Damals gab es einen Forellenteich mit angeschlossenem Wirtshaus in Aschau im Zillertal. Leider kann ich dir nicht mehr sagen wie das Gasthaus hiess. Wenn man damals Forelle bestellt hat, ist der Koch mit der Rute los ;-)

Was aber sehr schoen ist, ist der Rheintaler See. (Zumindest damals) Ein wirklich sehr klarer Alpensee.

Gruss

Jan


----------



## neueinsteiger 07 (3. April 2010)

*AW: Forellenteich im Zillertal?*

Hallo Sockeye,

bin aus dem Zillertal und kann dir leider nur sagen, das wir zur Zeit noch keinen Forellenteich haben.

Es ist ein Teich in Arbeit, nur das dauert jetzt schon sehr lange und wird auch noch einige Zeit brauchen, bis dieser fertigt ist.

Gruß Helli


----------



## WEISHEITSGRANATE (3. April 2010)

*AW: Forellenteich im Zillertal?*



Janbr schrieb:


> Servus Sokey,
> 
> leider kann ich nur mit sehr, sehr alten Informationen dienen.
> 
> ...



In Aschau giebts schon lang koan Teich mehr

Hats Gasthaus Weiherwirt geheisen 

PS Mein opa hat in Aschau in der Senerei Forellen gezüchtet und er hat nie was vom eimem Forellenteich erzählt.

mfg Weisheitsgranate


----------



## hulkhomer (4. April 2010)

*AW: Forellenteich im Zillertal?*

Schau mal hier: http://www.gebirgsforelle.at/02/angelcenter.htm

Ist zwar nicht im Zillertal, aber auch nicht so weit.

Die Anlage lohnt sich aber wirklich, da zum einen die Fische wirklich super sind und zum anderen die Wasserqualität,/Sichtigkeit usw. sehr gut sind. Kannte ich von keinem Forellenteich vorher.


----------



## Lorenz (4. April 2010)

*AW: Forellenteich im Zillertal?*

Hi

Schleggeisspeicher?
Wobei ich nicht weiß ob der noch zugefroren ist.Der liegt ziemlich hoch...

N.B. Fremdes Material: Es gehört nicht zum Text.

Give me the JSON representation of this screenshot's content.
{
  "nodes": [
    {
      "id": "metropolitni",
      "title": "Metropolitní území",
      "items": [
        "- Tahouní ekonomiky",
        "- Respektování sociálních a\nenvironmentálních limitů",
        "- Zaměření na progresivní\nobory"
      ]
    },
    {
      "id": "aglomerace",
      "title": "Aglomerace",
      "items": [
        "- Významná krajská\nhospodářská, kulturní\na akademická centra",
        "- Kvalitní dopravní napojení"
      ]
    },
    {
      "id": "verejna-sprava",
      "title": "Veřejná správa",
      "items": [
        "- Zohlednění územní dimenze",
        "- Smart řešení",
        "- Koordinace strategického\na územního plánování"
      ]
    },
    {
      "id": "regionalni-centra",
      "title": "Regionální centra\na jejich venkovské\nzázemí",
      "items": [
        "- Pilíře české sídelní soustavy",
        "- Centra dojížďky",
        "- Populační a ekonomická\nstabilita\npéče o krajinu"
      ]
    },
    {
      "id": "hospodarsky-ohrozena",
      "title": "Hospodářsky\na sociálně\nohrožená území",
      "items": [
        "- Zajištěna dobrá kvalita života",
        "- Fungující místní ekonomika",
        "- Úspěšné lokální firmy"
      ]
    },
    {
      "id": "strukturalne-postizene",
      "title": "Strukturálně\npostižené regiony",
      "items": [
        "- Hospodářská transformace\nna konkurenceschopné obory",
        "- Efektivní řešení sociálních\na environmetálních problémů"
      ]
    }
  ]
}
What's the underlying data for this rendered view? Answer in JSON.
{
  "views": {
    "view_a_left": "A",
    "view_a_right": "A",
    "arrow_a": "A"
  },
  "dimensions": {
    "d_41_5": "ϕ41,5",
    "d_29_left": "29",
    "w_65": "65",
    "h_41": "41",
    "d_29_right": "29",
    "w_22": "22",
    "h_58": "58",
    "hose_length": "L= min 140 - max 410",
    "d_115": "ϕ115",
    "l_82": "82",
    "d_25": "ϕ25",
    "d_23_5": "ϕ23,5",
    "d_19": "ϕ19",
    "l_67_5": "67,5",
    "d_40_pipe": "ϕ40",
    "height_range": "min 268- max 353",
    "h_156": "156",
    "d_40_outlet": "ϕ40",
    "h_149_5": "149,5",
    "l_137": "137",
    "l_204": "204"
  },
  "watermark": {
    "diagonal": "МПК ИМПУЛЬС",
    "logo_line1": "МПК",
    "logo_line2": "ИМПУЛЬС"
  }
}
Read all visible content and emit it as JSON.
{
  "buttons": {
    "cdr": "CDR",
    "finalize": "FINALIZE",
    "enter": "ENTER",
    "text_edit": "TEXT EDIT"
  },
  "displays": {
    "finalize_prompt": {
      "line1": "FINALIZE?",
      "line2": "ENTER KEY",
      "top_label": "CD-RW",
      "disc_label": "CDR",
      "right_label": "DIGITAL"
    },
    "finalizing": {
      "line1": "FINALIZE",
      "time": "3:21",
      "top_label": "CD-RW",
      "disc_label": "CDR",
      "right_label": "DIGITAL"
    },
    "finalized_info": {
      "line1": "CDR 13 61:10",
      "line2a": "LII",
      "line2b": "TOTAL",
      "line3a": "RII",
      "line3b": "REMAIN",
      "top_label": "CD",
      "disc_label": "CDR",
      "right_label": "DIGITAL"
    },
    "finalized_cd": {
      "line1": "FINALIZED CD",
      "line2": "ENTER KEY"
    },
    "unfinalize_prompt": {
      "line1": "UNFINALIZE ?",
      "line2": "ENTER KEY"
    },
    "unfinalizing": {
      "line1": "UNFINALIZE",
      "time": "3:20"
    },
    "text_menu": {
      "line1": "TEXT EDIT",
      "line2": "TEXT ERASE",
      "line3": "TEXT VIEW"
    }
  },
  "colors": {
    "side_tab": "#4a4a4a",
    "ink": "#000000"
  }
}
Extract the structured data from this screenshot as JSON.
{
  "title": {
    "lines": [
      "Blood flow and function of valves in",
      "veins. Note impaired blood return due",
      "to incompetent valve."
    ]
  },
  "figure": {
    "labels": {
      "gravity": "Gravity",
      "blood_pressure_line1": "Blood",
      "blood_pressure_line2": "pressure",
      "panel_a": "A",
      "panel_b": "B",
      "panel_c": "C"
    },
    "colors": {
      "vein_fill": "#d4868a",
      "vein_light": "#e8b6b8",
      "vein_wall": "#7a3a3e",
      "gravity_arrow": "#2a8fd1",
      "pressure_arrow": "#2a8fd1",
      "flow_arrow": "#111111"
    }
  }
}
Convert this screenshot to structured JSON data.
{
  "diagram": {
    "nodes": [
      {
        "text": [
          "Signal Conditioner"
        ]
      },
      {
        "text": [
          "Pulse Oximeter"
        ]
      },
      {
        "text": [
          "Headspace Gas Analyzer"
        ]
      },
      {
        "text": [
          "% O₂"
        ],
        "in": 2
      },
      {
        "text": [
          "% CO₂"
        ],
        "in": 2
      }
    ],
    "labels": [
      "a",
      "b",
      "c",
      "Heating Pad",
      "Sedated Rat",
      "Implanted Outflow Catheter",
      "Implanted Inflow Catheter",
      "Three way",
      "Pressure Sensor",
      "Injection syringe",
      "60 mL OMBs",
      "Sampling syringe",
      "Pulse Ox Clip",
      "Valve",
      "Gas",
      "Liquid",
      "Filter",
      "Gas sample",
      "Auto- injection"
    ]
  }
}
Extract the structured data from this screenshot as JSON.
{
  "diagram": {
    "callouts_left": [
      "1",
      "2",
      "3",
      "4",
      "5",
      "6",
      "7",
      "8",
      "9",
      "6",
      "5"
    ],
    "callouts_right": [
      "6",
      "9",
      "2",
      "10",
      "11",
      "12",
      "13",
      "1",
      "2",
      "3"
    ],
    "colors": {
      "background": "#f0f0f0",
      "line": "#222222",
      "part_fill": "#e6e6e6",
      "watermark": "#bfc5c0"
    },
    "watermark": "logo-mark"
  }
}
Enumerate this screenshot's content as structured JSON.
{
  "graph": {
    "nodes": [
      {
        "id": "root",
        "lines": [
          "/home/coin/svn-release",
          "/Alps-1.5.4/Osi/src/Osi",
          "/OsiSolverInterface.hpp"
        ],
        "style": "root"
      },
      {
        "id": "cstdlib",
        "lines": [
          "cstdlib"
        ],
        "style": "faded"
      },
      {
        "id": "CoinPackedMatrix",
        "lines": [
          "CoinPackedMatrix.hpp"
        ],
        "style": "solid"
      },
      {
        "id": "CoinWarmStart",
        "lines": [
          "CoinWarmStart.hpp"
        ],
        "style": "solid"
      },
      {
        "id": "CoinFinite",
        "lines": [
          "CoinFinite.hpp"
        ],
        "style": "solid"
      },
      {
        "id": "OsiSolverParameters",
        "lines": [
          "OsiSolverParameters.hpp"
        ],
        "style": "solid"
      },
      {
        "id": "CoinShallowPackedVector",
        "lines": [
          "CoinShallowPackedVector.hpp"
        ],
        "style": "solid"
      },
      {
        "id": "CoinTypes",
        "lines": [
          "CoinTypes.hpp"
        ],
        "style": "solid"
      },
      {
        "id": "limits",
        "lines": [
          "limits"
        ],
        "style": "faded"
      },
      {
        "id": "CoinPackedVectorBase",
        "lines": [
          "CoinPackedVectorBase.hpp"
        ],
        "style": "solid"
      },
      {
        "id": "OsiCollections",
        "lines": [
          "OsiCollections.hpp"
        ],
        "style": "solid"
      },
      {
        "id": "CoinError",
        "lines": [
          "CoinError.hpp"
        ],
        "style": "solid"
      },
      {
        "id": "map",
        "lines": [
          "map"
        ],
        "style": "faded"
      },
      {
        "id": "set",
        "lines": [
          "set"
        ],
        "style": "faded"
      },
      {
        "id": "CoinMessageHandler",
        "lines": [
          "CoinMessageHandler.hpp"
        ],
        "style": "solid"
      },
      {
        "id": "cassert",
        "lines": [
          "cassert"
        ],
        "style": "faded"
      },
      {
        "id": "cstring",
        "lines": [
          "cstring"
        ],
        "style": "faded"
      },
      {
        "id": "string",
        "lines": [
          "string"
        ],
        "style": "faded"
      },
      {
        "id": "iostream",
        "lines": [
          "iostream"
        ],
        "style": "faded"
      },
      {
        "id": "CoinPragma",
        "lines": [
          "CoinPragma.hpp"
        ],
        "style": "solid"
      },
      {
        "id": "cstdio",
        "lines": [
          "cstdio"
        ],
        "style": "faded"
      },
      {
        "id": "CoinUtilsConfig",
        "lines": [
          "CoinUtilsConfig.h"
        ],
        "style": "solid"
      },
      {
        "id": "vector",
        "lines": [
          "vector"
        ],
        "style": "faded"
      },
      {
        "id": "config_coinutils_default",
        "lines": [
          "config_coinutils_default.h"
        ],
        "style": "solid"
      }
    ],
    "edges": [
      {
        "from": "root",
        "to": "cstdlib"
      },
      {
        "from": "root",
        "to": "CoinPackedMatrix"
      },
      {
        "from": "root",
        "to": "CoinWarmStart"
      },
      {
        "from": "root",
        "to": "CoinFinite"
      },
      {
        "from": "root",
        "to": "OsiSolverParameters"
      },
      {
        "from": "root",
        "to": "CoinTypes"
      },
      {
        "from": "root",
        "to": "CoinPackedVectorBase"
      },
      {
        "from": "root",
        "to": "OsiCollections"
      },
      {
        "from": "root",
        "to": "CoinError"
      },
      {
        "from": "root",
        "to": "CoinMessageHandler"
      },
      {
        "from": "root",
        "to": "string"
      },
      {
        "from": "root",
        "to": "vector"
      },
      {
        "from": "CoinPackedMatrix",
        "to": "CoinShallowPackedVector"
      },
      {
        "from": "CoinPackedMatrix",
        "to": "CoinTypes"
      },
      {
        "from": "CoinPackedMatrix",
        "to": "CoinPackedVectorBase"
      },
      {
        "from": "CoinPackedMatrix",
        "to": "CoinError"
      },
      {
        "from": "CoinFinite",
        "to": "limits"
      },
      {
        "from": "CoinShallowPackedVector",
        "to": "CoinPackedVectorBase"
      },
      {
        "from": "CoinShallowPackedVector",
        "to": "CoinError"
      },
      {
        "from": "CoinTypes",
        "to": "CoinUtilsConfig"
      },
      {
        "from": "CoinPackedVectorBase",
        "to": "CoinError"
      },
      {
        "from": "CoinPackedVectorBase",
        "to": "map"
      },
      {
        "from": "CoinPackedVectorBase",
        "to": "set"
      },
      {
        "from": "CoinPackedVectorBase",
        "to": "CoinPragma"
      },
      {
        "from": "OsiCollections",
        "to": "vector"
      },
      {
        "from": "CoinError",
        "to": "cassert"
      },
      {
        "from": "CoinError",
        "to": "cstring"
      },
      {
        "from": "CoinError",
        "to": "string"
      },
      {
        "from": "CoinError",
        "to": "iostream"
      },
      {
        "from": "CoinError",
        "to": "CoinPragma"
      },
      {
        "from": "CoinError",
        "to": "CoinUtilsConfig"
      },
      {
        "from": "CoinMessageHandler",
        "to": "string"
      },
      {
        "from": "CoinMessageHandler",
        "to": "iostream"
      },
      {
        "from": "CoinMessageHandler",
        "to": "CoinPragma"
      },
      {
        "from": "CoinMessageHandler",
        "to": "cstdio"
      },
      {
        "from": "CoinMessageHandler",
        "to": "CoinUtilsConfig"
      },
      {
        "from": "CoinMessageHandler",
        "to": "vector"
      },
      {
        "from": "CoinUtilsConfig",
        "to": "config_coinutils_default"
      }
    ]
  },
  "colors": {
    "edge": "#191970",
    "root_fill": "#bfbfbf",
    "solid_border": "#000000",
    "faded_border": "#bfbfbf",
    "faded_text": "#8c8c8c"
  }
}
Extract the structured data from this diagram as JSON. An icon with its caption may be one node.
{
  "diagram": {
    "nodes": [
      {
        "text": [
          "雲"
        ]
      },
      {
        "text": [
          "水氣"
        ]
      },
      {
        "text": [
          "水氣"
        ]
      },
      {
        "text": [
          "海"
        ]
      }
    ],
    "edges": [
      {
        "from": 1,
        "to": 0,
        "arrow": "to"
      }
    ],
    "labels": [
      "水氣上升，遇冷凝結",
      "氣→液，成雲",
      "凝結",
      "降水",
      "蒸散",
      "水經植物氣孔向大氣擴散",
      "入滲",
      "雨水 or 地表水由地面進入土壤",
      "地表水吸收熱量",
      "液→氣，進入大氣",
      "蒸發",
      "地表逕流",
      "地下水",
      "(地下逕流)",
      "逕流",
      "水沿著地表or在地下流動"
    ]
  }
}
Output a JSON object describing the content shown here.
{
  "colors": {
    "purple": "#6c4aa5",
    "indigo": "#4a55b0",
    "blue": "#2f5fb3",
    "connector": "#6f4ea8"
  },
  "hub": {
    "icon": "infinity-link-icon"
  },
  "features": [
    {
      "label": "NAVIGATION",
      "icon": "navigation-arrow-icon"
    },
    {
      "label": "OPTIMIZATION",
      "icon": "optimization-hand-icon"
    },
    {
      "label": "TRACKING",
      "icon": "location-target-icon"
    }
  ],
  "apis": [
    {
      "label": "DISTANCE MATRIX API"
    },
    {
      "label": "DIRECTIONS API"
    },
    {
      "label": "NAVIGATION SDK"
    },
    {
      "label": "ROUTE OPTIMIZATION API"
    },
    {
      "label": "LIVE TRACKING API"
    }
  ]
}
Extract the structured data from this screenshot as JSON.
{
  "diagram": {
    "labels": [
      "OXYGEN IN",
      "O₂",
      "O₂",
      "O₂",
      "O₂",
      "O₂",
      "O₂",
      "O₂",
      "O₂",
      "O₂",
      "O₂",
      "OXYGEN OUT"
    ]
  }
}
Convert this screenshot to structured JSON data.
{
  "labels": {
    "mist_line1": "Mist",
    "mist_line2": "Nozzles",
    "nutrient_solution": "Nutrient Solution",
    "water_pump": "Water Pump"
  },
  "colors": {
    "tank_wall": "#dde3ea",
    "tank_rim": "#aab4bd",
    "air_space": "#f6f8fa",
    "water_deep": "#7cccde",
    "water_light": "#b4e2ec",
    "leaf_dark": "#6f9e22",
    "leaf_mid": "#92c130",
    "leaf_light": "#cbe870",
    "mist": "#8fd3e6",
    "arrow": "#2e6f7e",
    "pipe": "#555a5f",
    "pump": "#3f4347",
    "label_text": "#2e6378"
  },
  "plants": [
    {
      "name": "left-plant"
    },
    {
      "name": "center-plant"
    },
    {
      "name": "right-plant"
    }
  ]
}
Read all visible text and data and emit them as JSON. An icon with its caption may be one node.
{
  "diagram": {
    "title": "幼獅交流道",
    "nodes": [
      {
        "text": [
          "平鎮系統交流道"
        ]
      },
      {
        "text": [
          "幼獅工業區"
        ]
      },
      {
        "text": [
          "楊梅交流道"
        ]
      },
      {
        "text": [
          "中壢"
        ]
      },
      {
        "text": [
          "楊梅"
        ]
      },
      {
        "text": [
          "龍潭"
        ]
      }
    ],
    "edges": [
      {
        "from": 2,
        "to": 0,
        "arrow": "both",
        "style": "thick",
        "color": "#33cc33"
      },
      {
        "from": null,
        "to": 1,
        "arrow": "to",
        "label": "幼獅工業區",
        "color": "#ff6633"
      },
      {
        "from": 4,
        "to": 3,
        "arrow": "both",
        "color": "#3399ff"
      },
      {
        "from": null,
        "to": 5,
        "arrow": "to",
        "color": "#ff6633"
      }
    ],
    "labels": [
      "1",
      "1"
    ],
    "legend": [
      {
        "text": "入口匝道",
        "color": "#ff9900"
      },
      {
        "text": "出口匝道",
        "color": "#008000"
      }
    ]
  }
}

Vor ein paar Jahren kam ich auf 18 Bafos/Regenbogner/Saiblinge mit der Spinnrute am ersten "Angeltag" und immerhin noch 13 am zweiten.Das ist aber kein klassischer "Forellenteich".


----------



## WEISHEITSGRANATE (4. April 2010)

*AW: Forellenteich im Zillertal?*



hulkhomer schrieb:


> Schau mal hier: http://www.gebirgsforelle.at/02/angelcenter.htm
> 
> Ist zwar nicht im Zillertal, aber auch nicht so weit.
> 
> Die Anlage lohnt sich aber wirklich, da zum einen die Fische wirklich super sind und zum anderen die Wasserqualität,/Sichtigkeit usw. sehr gut sind. Kannte ich von keinem Forellenteich vorher.



An dem Teich war ich schon öfters und der ist in der Leutasch und vom zillertal fährt man dort hin bestimt 1,5 Stunden.

Schau mal hier rein http://www.tiroler-fischereiverband.at/docs/Fischerei-Angelteiche.htm

MFG Weisheitsgranate


----------



## WEISHEITSGRANATE (4. April 2010)

*AW: Forellenteich im Zillertal?*



Lorenz schrieb:


> Hi
> 
> Schleggeisspeicher?
> Wobei ich nicht weiß ob der noch zugefroren ist.Der liegt ziemlich hoch...
> ...



Was für nen Köder hast Du verwendet?

MFG Weisheitsgranate


----------



## Lorenz (4. April 2010)

*AW: Forellenteich im Zillertal?*

Wobbler im Forellendekor...


----------